Sunday, May 17, 2020

Essential




We’ve had to think a lot, over the past couple months, about what is “essential” and what is real.

As it turns out, CEOs are not essential, but grocery clerks are. Wall street bankers are not essential, but truck drivers are. Politicians are not essential, but epidemiologists are. Wars are not essential, but social services are. Restaurants are not essential, but food is. Realtors aren’t essential, but housing is. Clothing stores aren’t essential, but seamstresses who can make a mask are. Haircuts aren’t essential, but hospice care is. Physically showing up at a church or a bar or a stadium is not essential, but fellowship is. Travel to other countries isn’t essential, but leaving the house to walk around and exercise is. Many of our jobs are not essential, but having the means to get food and shelter is.

We’ve seen that “the economy” is a fiction that we’ve shared for ages because it was a more convenient way than bartering to keep track of who owes favors to whom. “The economy” isn’t real. Food is real, and starvation is real if you don’t have food. Viruses are real, and they will really eat your living lungs given an opportunity. Friends and family and neighbors helping each other in an emergency is real. People providing necessary goods and services to each other is real. Pieces of paper being used to measure whether an individual has worked hard enough to deserve food and shelter – that’s not real. And the holes in the story of “the economy” are now threatening to unravel every structure that human society has built around it, now that it doesn’t work anymore.

And death is real.
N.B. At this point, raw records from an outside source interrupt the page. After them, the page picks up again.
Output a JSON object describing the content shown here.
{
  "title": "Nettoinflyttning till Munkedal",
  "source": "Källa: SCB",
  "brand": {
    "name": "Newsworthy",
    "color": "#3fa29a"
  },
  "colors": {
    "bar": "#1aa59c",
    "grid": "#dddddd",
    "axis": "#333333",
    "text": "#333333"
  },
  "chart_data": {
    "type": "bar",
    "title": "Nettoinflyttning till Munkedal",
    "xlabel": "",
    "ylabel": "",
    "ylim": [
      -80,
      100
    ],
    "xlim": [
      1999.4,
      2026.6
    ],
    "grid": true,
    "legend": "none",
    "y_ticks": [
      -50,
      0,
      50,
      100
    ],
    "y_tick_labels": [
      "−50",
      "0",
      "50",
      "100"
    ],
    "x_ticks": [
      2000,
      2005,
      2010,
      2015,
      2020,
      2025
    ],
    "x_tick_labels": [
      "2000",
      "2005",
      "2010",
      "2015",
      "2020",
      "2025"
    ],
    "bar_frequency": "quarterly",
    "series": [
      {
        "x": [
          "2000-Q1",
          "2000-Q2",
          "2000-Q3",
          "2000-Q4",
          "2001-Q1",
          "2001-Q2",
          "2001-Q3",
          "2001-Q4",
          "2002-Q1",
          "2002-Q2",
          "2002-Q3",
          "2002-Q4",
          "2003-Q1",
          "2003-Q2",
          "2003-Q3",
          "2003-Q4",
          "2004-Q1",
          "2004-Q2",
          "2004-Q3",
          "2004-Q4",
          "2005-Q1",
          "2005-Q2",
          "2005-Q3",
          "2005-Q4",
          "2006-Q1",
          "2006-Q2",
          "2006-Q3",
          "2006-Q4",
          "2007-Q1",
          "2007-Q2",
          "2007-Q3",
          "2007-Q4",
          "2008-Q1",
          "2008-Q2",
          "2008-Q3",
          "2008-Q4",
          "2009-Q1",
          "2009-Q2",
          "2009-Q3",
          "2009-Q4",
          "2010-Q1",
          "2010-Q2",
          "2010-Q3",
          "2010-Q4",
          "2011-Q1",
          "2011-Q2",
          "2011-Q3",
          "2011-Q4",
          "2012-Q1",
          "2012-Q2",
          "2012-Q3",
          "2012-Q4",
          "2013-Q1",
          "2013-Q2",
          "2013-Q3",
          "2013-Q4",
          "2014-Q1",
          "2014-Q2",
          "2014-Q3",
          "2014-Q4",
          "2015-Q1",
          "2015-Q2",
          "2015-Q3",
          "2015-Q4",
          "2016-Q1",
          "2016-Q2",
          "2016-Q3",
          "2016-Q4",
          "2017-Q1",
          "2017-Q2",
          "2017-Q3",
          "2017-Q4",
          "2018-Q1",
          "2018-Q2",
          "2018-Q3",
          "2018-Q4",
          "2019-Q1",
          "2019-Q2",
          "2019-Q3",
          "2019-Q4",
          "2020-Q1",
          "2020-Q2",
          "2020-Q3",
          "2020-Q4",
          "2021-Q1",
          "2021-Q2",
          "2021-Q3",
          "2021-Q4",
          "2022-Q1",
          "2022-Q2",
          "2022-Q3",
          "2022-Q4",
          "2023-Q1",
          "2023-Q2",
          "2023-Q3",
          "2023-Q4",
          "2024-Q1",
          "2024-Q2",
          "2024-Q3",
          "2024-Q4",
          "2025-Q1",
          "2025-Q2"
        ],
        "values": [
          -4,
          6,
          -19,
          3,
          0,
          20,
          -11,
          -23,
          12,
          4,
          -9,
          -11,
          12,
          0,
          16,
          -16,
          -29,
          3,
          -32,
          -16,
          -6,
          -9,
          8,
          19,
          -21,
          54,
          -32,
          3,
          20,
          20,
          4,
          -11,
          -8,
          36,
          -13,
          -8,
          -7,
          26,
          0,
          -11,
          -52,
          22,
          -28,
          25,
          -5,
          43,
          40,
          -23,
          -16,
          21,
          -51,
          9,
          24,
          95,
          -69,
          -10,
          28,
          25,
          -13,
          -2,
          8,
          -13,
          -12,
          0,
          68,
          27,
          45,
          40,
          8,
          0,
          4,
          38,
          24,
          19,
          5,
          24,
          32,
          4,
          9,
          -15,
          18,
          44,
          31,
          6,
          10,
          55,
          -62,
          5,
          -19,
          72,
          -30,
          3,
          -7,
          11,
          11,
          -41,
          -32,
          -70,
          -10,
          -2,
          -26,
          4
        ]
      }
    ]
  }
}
It’s the one reality that everyone must confront sooner or later, no matter who we are, what we believe, or what we do.

And because death is real, the single most essential reality while we strive to delay its coming is this:

Human beings need each other.

We need each other for survival, and we need each other for comfort, and we need each other’s touch, and we need each other for meaning and purpose, and we need each other for beauty and art and music and poetry and laughter and love and being fully human. We need each other’s strengths to compensate for our weaknesses. We need each other’s knowledge to compensate for the areas where we as individuals are ignorant. We need each other to make difficult, even sacrificial, choices to keep each other alive and healthy. 

Most of all, we need each other to be fully ourselves.

That is real. That is essential. Everything else is a distraction.